The required input file measurement type could be selected from "effective index" and "absorption & phase". Please see the example measurement input file neff_vs_voltage_11.txt which goes under the "effective index" type. This is a 3-column table, with the first column being the amplitude, the second column being the perturbation to the real part of the effective index \(\Delta n_{\text{eff}}\), and the third column being the perturbation to the imaginary part of the effective index \(\Delta\kappa_{\text{eff}}\).

Frequency Domain Characterization

The frequency domain characterization of the optical ring modulator gives the following transmission response, blocking signals near a wavelength of 1309.8nm at an amplitude of 0.0285.

Time Domain Characterization

Results from the three numerical methods under time variant modulation are shown below.
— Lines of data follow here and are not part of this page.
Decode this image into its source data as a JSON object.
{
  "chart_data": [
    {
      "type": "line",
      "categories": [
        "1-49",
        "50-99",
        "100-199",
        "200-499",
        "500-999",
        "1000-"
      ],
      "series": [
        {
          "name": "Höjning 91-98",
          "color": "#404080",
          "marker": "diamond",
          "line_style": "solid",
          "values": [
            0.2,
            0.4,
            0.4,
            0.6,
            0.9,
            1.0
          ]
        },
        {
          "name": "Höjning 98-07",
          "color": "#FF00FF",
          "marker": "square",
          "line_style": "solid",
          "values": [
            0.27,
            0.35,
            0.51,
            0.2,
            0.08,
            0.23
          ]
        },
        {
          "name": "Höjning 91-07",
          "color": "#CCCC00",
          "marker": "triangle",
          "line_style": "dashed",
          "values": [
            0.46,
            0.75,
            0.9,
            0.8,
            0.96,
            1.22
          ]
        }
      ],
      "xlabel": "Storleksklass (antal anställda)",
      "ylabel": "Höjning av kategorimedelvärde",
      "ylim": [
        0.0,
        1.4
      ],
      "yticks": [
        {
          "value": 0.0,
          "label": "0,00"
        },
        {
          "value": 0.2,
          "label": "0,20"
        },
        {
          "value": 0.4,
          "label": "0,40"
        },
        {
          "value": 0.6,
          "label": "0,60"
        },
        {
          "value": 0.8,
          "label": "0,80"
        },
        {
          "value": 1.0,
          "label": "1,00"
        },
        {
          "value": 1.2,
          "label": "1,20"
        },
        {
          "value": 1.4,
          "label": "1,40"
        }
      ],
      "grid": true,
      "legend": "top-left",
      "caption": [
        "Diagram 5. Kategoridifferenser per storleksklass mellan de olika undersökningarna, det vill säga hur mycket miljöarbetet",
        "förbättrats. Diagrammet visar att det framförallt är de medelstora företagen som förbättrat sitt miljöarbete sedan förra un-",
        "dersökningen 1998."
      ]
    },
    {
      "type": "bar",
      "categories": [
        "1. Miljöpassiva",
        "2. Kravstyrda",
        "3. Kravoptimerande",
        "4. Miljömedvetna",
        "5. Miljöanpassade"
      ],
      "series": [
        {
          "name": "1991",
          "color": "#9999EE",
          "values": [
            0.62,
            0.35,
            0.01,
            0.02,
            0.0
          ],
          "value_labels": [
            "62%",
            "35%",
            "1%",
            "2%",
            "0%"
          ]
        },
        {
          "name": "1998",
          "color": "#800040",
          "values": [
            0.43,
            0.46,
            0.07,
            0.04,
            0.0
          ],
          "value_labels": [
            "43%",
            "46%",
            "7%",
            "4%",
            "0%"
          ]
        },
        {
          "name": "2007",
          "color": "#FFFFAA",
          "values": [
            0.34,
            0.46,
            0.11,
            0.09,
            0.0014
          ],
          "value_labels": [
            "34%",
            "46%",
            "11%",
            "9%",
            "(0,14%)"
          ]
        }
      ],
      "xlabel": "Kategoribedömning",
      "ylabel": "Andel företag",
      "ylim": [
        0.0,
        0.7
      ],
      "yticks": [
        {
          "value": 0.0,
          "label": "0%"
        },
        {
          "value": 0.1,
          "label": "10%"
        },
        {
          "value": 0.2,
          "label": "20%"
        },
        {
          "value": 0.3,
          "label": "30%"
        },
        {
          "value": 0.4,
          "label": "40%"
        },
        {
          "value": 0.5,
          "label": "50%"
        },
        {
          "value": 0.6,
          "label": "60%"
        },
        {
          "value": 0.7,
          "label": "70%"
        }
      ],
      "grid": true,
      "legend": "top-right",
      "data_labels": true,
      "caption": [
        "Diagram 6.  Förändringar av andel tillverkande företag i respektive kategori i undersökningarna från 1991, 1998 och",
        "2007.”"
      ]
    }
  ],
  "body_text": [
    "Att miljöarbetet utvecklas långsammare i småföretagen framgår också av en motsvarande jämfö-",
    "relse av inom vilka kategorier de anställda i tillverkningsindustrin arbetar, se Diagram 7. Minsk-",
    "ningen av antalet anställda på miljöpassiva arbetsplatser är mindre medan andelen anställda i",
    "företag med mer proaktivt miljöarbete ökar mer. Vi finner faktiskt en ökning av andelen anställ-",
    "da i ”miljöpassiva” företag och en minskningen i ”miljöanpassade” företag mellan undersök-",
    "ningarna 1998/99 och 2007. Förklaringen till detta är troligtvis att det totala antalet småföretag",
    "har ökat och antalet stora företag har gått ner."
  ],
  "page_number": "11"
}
The comparison of different digital filter modes is consistent with the descriptions of them earlier. The “disable” mode captures all dynamic effects, including overshoot and ringing. The “update” mode and “interpolate” mode results do not capture these effects and is different from each other in terms of the maximum amplitude. Both signals start later due to an inherent time delay from the digital filter. The “update” mode is accurate in capturing the correct amplitude compared to the dynamic model, whereas the “interpolate” mode shows inaccuracies even in the amplitude of the signal. A finer measurement table of the effective index versus amplitude will improve the accuracy of the results in the “interpolate” mode.

References

1. W.D.Sacher and J.K.S.Poon, “Dynamics of microring resonator modulators,” Opt. Exp., vol. 16, no.20, pp. 15741-15753, doi: 10.1364/OE.16.015741.